Note that all five elements appear in relationship to the original covenant, the Abrahamic Covenant. God unilaterally and unconditionally proclaimed the terms or stipulations for each of the covenants since He is the sovereign Lord and King. “But,” someone might ask, “what is a covenant?” In the Biblical context a covenant consists of God’s declaration regarding His relationship to and plan for His chosen people. Specifically, God reveals—by means of the contents of the Israelite covenants—how He intends to full His kingdom and redemption programs on earth and in history. His programs’ purposes are fivefold: (1) to reveal Himself, (2) to glorify Himself, (3) to conform His people to His kingdom program, (4) to redeem mankind from sin, and (5) to restore His fallen creation.

In regard to the conditionality of the Biblical covenants, even the Abrahamic Covenant includes a condition—obedience. Abraham had to leave Ur of the Chaldeans. Such conditionality does not mean that God will not fulfill His covenant. He will never fail to fulfill His covenants—their ultimate fulfillment is never in jeopardy. The real issue has to do with whom or with which generation He will fulfill His covenants.
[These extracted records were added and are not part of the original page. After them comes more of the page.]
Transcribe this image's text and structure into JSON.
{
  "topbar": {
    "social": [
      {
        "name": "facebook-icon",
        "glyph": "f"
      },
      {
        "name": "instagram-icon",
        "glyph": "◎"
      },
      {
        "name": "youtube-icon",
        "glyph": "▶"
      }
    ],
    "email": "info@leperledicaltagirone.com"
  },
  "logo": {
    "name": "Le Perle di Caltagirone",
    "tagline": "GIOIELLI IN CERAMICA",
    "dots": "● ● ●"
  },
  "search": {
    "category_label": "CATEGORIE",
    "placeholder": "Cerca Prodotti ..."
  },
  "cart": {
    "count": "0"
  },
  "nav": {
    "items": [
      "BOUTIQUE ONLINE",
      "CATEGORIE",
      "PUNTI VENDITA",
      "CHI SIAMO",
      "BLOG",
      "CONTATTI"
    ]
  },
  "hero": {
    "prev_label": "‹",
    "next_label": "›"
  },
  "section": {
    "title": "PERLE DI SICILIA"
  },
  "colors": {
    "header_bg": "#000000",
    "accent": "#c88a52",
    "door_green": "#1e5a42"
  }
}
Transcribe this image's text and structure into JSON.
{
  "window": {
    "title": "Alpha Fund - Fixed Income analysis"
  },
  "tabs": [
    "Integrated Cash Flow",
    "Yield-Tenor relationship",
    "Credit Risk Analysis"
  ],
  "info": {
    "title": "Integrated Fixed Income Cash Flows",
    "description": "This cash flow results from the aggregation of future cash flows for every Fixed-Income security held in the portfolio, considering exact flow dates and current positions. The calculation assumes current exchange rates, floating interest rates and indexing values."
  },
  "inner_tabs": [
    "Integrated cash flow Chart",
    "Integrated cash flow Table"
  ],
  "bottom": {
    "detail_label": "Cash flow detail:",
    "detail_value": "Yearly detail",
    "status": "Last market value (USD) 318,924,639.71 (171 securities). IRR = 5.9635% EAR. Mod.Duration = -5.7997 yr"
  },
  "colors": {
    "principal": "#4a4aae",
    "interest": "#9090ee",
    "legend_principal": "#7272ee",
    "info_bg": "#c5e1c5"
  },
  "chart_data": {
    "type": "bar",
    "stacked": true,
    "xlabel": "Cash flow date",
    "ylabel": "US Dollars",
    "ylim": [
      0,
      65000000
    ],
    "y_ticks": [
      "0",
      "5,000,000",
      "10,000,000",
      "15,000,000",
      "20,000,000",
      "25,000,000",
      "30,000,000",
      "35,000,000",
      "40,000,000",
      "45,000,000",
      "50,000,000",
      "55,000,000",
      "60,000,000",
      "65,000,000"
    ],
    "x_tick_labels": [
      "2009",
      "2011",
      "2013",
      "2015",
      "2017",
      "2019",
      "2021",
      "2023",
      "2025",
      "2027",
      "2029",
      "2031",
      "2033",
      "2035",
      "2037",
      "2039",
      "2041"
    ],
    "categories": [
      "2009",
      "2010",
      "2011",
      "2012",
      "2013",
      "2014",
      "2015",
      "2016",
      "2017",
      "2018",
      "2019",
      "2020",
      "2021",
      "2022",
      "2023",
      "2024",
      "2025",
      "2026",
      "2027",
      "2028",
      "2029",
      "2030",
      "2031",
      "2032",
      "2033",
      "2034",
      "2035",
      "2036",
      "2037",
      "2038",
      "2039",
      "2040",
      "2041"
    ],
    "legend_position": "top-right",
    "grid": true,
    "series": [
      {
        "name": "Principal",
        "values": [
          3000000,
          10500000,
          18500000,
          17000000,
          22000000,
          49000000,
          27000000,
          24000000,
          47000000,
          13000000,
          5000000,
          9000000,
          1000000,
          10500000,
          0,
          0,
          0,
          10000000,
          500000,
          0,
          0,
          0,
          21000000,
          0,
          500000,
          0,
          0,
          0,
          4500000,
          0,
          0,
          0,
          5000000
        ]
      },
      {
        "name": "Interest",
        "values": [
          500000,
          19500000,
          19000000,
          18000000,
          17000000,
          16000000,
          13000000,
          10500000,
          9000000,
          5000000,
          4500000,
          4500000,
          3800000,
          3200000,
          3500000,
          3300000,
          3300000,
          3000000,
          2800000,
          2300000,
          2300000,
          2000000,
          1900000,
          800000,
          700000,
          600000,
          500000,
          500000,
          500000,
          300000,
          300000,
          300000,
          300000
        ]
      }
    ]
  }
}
An added theological aspect of the Biblical covenants involves their theocentricity (being centered and focused on God). As we study Scripture, each covenant can justifiably be associated with a particular attribute of God’s character. Although some Divine attributes might fit with more than one covenant, the following list presents an association of a Divine attribute with each covenant. The list does not preclude the potential of other Divine attributes having a secondary association or even a tertiary association with a covenant.

  1. Abrahamic Covenant: God is good (or kind), the source of all blessing (Ex. 1:20; 18:9; cf. Gen. 15:13–16).
  2. Mosaic Covenant: God is righteous and the source of all righteous laws, judgments, statutes and decrees (Deut. 4:8; 32:4; Ps. 119:137–138).
  3. Priestly Covenant: God is holy and calls His people to holiness through the activities involved in sacrifice and priesthood (Num. 25:10–13; Ezek. 48:11).
  4. Deuteronomic Covenant: God is faithful to fulfill His promises, of which the land promise attains prominence for Israel (Jer. 32:41; cf. 2 Cor. 1:18–20).
  5. Davidic Covenant: God is sovereign and intends through the greater “Son of David” to fulfill the Creator’s original intent regarding man as vice-regent over the earth and its creatures (Ps. 2:4–9; 8:6; 22:28; 72:8–11; 110:2; cf. Gen. 1:26, 28).
  6. New Covenant: God is forgiving (or merciful). His final covenant focuses on this significant aspect of His redemption program (Jer. 31:34; Eph. 4:32; cf. Ps. 32:1–2; Matt. 9:2–6; Luke 24:46–47).

Thus, the Biblical covenants reveal a wealth of instruction about the actions and attributes of God, the covenant Maker. Too often theologians overlook the theocentric nature of the Israelite covenants because their studies of the covenants focus on such aspects as prophetic fulfillment and the identification of the recipients. Proper attention must be given to God’s attributes because He calls upon His covenant people to live under each covenant by reflecting His character. Displaying the communicable attributes of God in their behavior identifies them as His people and Him as their God (“I will walk among you and be your God, and you shall be My people” [Lev. 26:12]). Indeed, it would behoove us to consider a person’s identification with the Sovereign Lord as the primary covenant obligation—to live in the world as those who stand out distinctly as belonging to Him.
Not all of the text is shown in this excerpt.